Łatka mocno oddycha, tak z brzucha, wieczorem nie chciała jeść, może coś skubneła, ale to tylko kęs-dwa. Weterynarz mówił coś o echo serca, rtg,o ściąganiu płynu z płuc który szybko potem wróci, ale to wszystko w narkozie, co jest niemożliwe u niej jak sam przyznał (poza tym ona jest tak słaba że wpakowanie do transportera teraz i stres wizyty byłyby zwykłym znęcaniem się nad nią , moim zdaniem, ale wiadomo że ja....nie znam się na starych kotach

).
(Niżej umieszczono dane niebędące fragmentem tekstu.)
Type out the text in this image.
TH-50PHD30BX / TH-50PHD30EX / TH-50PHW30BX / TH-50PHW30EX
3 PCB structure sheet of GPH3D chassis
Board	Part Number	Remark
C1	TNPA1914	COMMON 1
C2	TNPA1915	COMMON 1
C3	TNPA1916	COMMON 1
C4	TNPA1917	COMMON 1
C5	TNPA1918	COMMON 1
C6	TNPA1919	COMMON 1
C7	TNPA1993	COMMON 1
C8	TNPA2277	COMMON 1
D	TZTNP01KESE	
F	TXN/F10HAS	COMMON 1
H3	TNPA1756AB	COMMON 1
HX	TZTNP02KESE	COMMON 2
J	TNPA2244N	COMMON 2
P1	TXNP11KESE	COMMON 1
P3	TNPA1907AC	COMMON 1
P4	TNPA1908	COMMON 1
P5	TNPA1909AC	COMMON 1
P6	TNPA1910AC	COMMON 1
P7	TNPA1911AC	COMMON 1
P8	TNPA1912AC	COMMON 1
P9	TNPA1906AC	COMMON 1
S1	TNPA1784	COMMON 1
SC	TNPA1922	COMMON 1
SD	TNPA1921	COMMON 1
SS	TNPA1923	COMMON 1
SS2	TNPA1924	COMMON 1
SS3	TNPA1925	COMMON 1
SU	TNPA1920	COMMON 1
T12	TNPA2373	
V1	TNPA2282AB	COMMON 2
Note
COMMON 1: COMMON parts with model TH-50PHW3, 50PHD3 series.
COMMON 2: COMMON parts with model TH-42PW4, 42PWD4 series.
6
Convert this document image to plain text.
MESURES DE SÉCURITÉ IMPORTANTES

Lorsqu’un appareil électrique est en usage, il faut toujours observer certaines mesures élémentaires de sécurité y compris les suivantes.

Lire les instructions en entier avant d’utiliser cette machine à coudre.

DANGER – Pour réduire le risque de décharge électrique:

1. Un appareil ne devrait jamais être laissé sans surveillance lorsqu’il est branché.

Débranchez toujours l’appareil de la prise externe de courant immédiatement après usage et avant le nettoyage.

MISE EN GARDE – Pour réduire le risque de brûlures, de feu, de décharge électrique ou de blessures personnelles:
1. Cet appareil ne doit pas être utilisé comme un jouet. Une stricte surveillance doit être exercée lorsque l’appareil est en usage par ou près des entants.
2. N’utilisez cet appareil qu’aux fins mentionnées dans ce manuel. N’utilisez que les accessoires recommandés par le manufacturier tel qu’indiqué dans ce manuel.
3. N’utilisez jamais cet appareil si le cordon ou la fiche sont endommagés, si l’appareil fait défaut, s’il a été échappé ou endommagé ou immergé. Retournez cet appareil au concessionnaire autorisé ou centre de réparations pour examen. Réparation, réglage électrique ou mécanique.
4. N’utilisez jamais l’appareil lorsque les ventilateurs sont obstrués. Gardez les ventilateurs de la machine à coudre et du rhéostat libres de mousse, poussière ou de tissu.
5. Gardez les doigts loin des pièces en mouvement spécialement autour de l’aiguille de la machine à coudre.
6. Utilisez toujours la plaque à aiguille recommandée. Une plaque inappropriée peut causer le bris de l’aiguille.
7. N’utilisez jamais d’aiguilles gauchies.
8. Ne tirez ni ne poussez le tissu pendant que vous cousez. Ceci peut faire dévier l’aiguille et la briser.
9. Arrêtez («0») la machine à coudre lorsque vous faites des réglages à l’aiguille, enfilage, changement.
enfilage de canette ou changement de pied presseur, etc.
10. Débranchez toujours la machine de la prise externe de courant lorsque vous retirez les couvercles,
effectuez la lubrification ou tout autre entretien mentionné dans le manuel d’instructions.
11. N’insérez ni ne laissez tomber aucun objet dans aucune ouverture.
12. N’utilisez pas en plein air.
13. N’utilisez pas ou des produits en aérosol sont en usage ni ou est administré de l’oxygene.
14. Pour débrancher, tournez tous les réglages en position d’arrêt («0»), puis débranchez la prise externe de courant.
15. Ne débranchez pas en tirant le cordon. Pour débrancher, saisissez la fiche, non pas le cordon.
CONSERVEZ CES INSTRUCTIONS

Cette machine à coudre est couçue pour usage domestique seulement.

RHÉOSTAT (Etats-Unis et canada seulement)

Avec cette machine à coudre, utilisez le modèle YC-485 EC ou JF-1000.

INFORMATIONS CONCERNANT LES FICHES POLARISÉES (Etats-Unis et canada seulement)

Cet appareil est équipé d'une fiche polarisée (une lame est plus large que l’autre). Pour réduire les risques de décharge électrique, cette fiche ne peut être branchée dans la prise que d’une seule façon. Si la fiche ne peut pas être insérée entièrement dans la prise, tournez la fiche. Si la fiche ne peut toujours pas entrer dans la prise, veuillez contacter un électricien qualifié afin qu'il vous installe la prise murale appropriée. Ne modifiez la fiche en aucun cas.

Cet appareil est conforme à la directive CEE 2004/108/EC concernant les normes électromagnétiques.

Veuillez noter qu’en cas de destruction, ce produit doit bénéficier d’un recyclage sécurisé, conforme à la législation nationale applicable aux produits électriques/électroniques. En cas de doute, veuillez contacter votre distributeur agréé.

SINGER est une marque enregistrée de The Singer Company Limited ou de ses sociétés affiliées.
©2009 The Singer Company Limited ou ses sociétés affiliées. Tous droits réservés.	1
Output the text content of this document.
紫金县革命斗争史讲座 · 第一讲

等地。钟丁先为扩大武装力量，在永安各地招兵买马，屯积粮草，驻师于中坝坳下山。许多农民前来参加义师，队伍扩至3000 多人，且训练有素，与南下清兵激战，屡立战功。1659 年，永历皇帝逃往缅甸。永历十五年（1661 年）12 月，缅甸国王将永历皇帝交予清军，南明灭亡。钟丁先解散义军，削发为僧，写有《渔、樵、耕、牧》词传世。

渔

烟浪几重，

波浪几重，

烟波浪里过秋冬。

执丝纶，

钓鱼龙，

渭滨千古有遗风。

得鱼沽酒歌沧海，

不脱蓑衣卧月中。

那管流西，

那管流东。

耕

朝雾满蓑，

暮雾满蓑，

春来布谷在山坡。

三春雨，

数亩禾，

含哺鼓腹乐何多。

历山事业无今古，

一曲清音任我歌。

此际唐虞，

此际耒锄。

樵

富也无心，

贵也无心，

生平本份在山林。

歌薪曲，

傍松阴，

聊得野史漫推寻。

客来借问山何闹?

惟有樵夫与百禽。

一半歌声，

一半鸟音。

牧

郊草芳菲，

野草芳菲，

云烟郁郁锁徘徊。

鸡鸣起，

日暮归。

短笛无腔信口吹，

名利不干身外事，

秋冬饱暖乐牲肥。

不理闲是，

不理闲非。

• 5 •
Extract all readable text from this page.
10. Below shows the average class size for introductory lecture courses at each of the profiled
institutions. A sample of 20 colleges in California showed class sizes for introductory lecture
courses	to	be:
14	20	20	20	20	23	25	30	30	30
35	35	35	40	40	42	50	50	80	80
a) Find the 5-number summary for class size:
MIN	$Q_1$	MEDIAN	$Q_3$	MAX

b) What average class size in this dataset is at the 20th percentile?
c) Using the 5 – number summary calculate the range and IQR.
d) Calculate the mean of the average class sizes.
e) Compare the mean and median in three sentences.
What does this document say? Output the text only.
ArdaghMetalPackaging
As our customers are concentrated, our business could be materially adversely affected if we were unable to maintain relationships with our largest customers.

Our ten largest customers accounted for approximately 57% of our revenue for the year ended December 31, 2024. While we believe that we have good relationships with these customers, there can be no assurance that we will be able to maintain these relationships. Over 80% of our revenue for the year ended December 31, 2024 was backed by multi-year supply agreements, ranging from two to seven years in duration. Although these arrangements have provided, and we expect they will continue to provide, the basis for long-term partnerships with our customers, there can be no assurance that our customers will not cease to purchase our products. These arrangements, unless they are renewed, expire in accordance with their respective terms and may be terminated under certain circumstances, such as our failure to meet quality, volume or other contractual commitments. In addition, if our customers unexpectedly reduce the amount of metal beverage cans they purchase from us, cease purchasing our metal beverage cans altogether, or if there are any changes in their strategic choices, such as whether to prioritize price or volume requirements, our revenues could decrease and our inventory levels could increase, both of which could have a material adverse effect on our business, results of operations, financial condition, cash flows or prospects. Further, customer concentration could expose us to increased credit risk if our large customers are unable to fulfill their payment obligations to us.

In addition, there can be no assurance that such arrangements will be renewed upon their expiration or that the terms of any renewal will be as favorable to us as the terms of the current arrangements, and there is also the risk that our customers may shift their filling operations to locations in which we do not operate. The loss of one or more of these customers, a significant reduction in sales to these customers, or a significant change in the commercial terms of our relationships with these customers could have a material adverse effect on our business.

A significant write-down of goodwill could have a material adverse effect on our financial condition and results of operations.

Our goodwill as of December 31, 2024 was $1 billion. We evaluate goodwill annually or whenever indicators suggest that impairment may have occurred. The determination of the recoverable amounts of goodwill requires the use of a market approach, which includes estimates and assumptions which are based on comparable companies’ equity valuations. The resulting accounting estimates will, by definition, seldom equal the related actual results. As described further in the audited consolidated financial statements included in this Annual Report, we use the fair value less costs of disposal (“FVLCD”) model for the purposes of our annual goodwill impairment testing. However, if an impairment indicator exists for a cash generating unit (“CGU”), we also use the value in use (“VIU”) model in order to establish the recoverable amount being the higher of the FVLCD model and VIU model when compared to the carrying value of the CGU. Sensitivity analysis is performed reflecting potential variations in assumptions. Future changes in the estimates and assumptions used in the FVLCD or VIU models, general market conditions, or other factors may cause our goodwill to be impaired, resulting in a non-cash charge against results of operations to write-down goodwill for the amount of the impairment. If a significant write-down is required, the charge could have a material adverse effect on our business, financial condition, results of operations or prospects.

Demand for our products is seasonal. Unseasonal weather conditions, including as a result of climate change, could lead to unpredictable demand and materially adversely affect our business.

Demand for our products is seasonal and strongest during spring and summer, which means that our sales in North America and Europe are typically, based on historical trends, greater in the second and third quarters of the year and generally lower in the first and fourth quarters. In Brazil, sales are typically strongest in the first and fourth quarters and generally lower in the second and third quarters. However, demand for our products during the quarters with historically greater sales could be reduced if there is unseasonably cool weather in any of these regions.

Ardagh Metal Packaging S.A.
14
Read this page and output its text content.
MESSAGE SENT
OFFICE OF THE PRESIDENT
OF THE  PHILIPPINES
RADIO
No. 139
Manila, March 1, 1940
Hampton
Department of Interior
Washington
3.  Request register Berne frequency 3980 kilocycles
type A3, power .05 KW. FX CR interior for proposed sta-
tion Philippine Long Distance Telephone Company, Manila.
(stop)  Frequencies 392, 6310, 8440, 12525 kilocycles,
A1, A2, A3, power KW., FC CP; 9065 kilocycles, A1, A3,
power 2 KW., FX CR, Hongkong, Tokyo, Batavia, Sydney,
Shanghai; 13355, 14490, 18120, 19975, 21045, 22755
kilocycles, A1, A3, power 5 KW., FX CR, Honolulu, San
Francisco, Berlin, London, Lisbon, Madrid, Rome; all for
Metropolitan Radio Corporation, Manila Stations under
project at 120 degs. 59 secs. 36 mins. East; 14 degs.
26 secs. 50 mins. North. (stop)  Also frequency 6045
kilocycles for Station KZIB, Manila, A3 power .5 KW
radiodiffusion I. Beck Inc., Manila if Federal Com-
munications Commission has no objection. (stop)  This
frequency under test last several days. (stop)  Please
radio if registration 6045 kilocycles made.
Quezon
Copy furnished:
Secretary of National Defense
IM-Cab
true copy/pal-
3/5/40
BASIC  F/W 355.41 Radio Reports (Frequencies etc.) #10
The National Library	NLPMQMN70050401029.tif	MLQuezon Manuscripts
Dostałam koci furosemid, który dałam jej wtarty w futerko, rano w kuwecie tylko jedna kulka, nieduża

Dostalam też inny steryd w tabletce (czy jej go dać? - nie jestem pewna) a za 2 dni mogę dać tabletkę na serce, nie pamiętam nazwy, jeszcze jej nie obejrzałam w internecie - po nazwie nie wyszukałam jeszcze co to jest. Weterynarz powiedział że będzie trzeba być gotowym na eutanazję. Rano teraz zjadła może łyżeczkę od herbaty jedzenia z odrobiną PorusOne, wypiła może z 10 ml jogrutu naturalnego z ciepłą wodą.